In a filing cabinet at the BBC TV centre there are 400 names. Some are famous. Some are unknown. But all share the distinction of having been listed as possible victims for the This Is Your Life programme.


Very few of these people will actually get as far as the screen.


For a start, four out of every five life stories which are investigated by the programme's staff are dropped for various reasons.


There might be domestic trouble. Or the facts don't match the popular legend.


Then, the show is now eight years old and when the present series comes to an end in March there are a lot of people, myself among them, who will think it has had its day - that was it's life.


More Life?


To be fair, if you place any reliance on audience figures then the show has more life in it yet.
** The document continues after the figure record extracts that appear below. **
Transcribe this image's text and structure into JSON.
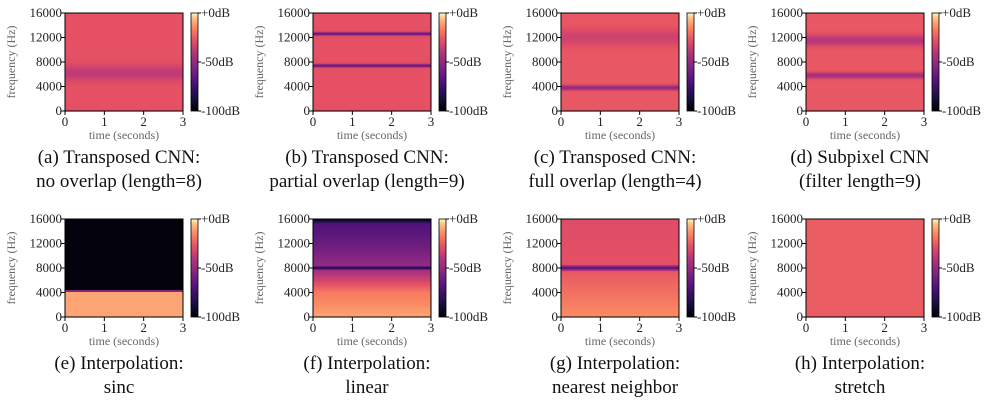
{
  "chart_data": [
    {
      "type": "heatmap",
      "panel": "(a)",
      "caption": [
        "(a) Transposed CNN:",
        "no overlap (length=8)"
      ],
      "xlabel": "time (seconds)",
      "ylabel": "frequency (Hz)",
      "xlim": [
        0,
        3
      ],
      "ylim": [
        0,
        16000
      ],
      "xticks": [
        "0",
        "1",
        "2",
        "3"
      ],
      "yticks": [
        "0",
        "4000",
        "8000",
        "12000",
        "16000"
      ],
      "colorbar": {
        "ticks": [
          "+0dB",
          "-50dB",
          "-100dB"
        ],
        "range_db": [
          -100,
          0
        ]
      },
      "base_level": 0.72,
      "bands": [
        {
          "freq_hz": 6200,
          "width_hz": 1200,
          "level": 0.62
        }
      ]
    },
    {
      "type": "heatmap",
      "panel": "(b)",
      "caption": [
        "(b) Transposed CNN:",
        "partial overlap (length=9)"
      ],
      "xlabel": "time (seconds)",
      "ylabel": "frequency (Hz)",
      "xlim": [
        0,
        3
      ],
      "ylim": [
        0,
        16000
      ],
      "xticks": [
        "0",
        "1",
        "2",
        "3"
      ],
      "yticks": [
        "0",
        "4000",
        "8000",
        "12000",
        "16000"
      ],
      "colorbar": {
        "ticks": [
          "+0dB",
          "-50dB",
          "-100dB"
        ],
        "range_db": [
          -100,
          0
        ]
      },
      "base_level": 0.72,
      "bands": [
        {
          "freq_hz": 7400,
          "width_hz": 260,
          "level": 0.36
        },
        {
          "freq_hz": 12600,
          "width_hz": 260,
          "level": 0.36
        }
      ]
    },
    {
      "type": "heatmap",
      "panel": "(c)",
      "caption": [
        "(c) Transposed CNN:",
        "full overlap (length=4)"
      ],
      "xlabel": "time (seconds)",
      "ylabel": "frequency (Hz)",
      "xlim": [
        0,
        3
      ],
      "ylim": [
        0,
        16000
      ],
      "xticks": [
        "0",
        "1",
        "2",
        "3"
      ],
      "yticks": [
        "0",
        "4000",
        "8000",
        "12000",
        "16000"
      ],
      "colorbar": {
        "ticks": [
          "+0dB",
          "-50dB",
          "-100dB"
        ],
        "range_db": [
          -100,
          0
        ]
      },
      "base_level": 0.74,
      "bands": [
        {
          "freq_hz": 3800,
          "width_hz": 400,
          "level": 0.5
        },
        {
          "freq_hz": 12000,
          "width_hz": 1400,
          "level": 0.66
        }
      ]
    },
    {
      "type": "heatmap",
      "panel": "(d)",
      "caption": [
        "(d) Subpixel CNN",
        "(filter length=9)"
      ],
      "xlabel": "time (seconds)",
      "ylabel": "frequency (Hz)",
      "xlim": [
        0,
        3
      ],
      "ylim": [
        0,
        16000
      ],
      "xticks": [
        "0",
        "1",
        "2",
        "3"
      ],
      "yticks": [
        "0",
        "4000",
        "8000",
        "12000",
        "16000"
      ],
      "colorbar": {
        "ticks": [
          "+0dB",
          "-50dB",
          "-100dB"
        ],
        "range_db": [
          -100,
          0
        ]
      },
      "base_level": 0.74,
      "bands": [
        {
          "freq_hz": 5800,
          "width_hz": 500,
          "level": 0.55
        },
        {
          "freq_hz": 11500,
          "width_hz": 900,
          "level": 0.6
        }
      ]
    },
    {
      "type": "heatmap",
      "panel": "(e)",
      "caption": [
        "(e) Interpolation:",
        "sinc"
      ],
      "xlabel": "time (seconds)",
      "ylabel": "frequency (Hz)",
      "xlim": [
        0,
        3
      ],
      "ylim": [
        0,
        16000
      ],
      "xticks": [
        "0",
        "1",
        "2",
        "3"
      ],
      "yticks": [
        "0",
        "4000",
        "8000",
        "12000",
        "16000"
      ],
      "colorbar": {
        "ticks": [
          "+0dB",
          "-50dB",
          "-100dB"
        ],
        "range_db": [
          -100,
          0
        ]
      },
      "cutoff_hz": 4200,
      "below_level": 0.9,
      "above_level": 0.02
    },
    {
      "type": "heatmap",
      "panel": "(f)",
      "caption": [
        "(f) Interpolation:",
        "linear"
      ],
      "xlabel": "time (seconds)",
      "ylabel": "frequency (Hz)",
      "xlim": [
        0,
        3
      ],
      "ylim": [
        0,
        16000
      ],
      "xticks": [
        "0",
        "1",
        "2",
        "3"
      ],
      "yticks": [
        "0",
        "4000",
        "8000",
        "12000",
        "16000"
      ],
      "colorbar": {
        "ticks": [
          "+0dB",
          "-50dB",
          "-100dB"
        ],
        "range_db": [
          -100,
          0
        ]
      },
      "gradient": [
        [
          0,
          0.9
        ],
        [
          4000,
          0.82
        ],
        [
          7600,
          0.55
        ],
        [
          8000,
          0.12
        ],
        [
          8400,
          0.5
        ],
        [
          12000,
          0.38
        ],
        [
          15200,
          0.3
        ],
        [
          15800,
          0.08
        ],
        [
          16000,
          0.05
        ]
      ]
    },
    {
      "type": "heatmap",
      "panel": "(g)",
      "caption": [
        "(g) Interpolation:",
        "nearest neighbor"
      ],
      "xlabel": "time (seconds)",
      "ylabel": "frequency (Hz)",
      "xlim": [
        0,
        3
      ],
      "ylim": [
        0,
        16000
      ],
      "xticks": [
        "0",
        "1",
        "2",
        "3"
      ],
      "yticks": [
        "0",
        "4000",
        "8000",
        "12000",
        "16000"
      ],
      "colorbar": {
        "ticks": [
          "+0dB",
          "-50dB",
          "-100dB"
        ],
        "range_db": [
          -100,
          0
        ]
      },
      "gradient": [
        [
          0,
          0.86
        ],
        [
          7400,
          0.74
        ],
        [
          8000,
          0.3
        ],
        [
          8600,
          0.72
        ],
        [
          16000,
          0.7
        ]
      ]
    },
    {
      "type": "heatmap",
      "panel": "(h)",
      "caption": [
        "(h) Interpolation:",
        "stretch"
      ],
      "xlabel": "time (seconds)",
      "ylabel": "frequency (Hz)",
      "xlim": [
        0,
        3
      ],
      "ylim": [
        0,
        16000
      ],
      "xticks": [
        "0",
        "1",
        "2",
        "3"
      ],
      "yticks": [
        "0",
        "4000",
        "8000",
        "12000",
        "16000"
      ],
      "colorbar": {
        "ticks": [
          "+0dB",
          "-50dB",
          "-100dB"
        ],
        "range_db": [
          -100,
          0
        ]
      },
      "base_level": 0.75,
      "bands": []
    }
  ]
}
Producer Leslie Jackson finds most of his victims as a result of letters from viewers suggesting likely names. Say about 40 to 50 such letters each day.


Of these an average of two are worth serious consideration. Too often the suggested stories are parochial or exaggerate the circumstances.


To-night's edition will be the 204th - and has an "unknown" as the victim.


This question of whether or not to have a big name is a regular headache. Half of the audience want celebrities rather than "unknowns." The other half say forget the star names and concentrate on ordinary people.


In the long run - and it seems to have been a very long run - the latter must win. So far there have been 78 celebrities whose stories have been told.


"Our ideal subject," says Mr Jackson, "is a big name who has travelled, has a strong personality, radiates warmth, and enables us to spring at least one surprise on him."


This Is Your Life has finished in America. There the policy was to concentrate on star names.